Veamos, hay unas obras llamadas Babilonia, El organito, Mateo… (sigue la lista) atribuidas a un tal Armando Discépolo. Son cifras a la espera de ser desentrañadas y el instrumento idóneo para ese procedimiento es el cuerpo. Allí producen sentido, dignifican y esclarecen la materia de lo teatral en sentido estricto. Vivir el vértigo que implica transitar por cualquiera de esas experiencias-obra habrá sido siempre un suceso transformador. Son piezas bautizadas como grotescos. Lo grotesco es insuficiente como categoría, es condición perceptible pero exquisitamente huidiza.
Firmado por ese tal Don Armando Discépolo el grotesco funda un tipo ude actor: aquel que hace vivir una máscara quebrada en los sucesivos estadios hacia su estallido final. Se creyó alguna vez que por las fisuras de esa máscara estallada asomaba la verdad del rostro: el material revela hoy que lo que asoma es el caos que intenta sujetar la inutilidad de un gesto fijo, asoma el no-yo, la torpe iniciativa de adaptar el riesgo de la creación a la seguridad de una mueca social vacía. Y allí andan esas obras narrando el fracaso de las certezas. Un actor no puede abordar una experiencia de este tipo si busca la tranquilizadora estabilidad de un género canónico, la distancia de la ironía o la pose intelectual que muchas veces hoy puebla la escena. Lo grotesco no habilita un conocimiento transmisible, habilita un saber que se comparte sin púlpitos, sucios en el mismo rito la escena y el público…
Hay un destino trágico de lo argentino que aplica una y otra vez fórmulas escleróticas, extemporáneas, imitaciones burdas para dirimir las tensiones que nos ahogan. Dicha fatalidad tiene lugar al desoír necesidades, pulsos. Obviamente, deviene el fracaso y así estás obras son tan entrañablemente nuestras al asumir la dinámica descripta tanto en lo que tematizan, como en sus procedimientos.
Discépolo “es tan solo” un nombre usado para dar consistencia a un territorio expandido por la fuerza de su verdad. Textos que, en un oráculo criollo, son la acción de una esfinge vernácula que denuncia a través de su iluminación la oscuridad inmensa en la que se pronuncia la soberbia de los mediocres en connivencia con el oportunismo de los miserables.

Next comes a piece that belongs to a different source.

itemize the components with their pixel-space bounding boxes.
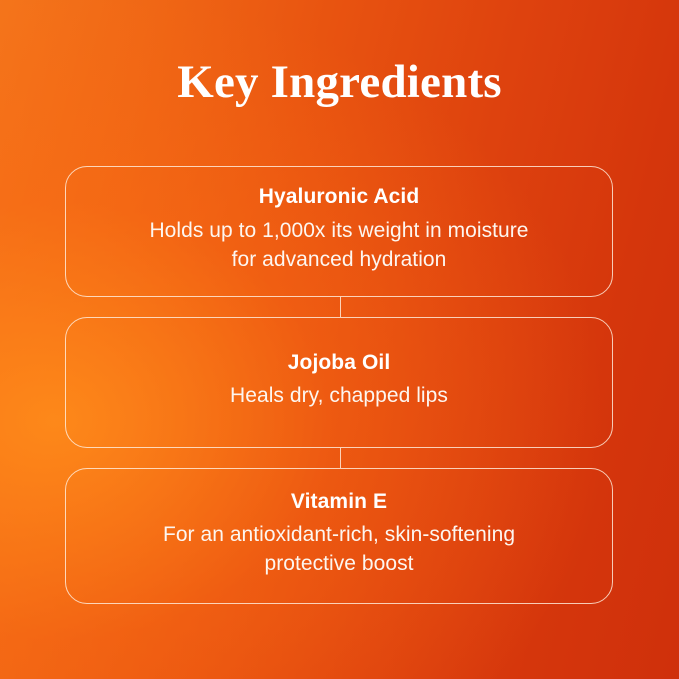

De lo dicho, se desprende que me importa bien poco si siquiera existió la persona Armando Discépolo… aunque sobren testigos cercanos. Mucho más pueril me resulta la discusión de si su hermano era el autor de las obras. O si eran la síntesis de un Armando Apolo y un Enrique Dioniso. Me importa un pito si existió Shakespeare y celebro el Hamlet que le atribuyen. Un inglés sabrá qué significa montar la peripecia del príncipe de Dinamarca por lo que revela la cifra Hamlet. En el mismo camino descifro, intervengo, Stéfano (nuestro Hamlet, no exagero)… y los que integramos este colectivo de creación, quien más, quien menos, sentimos que ya no somos los mismos.
Guillermo Cacace. Publicado en diario Perfil el sabado 19 de julio de 2008.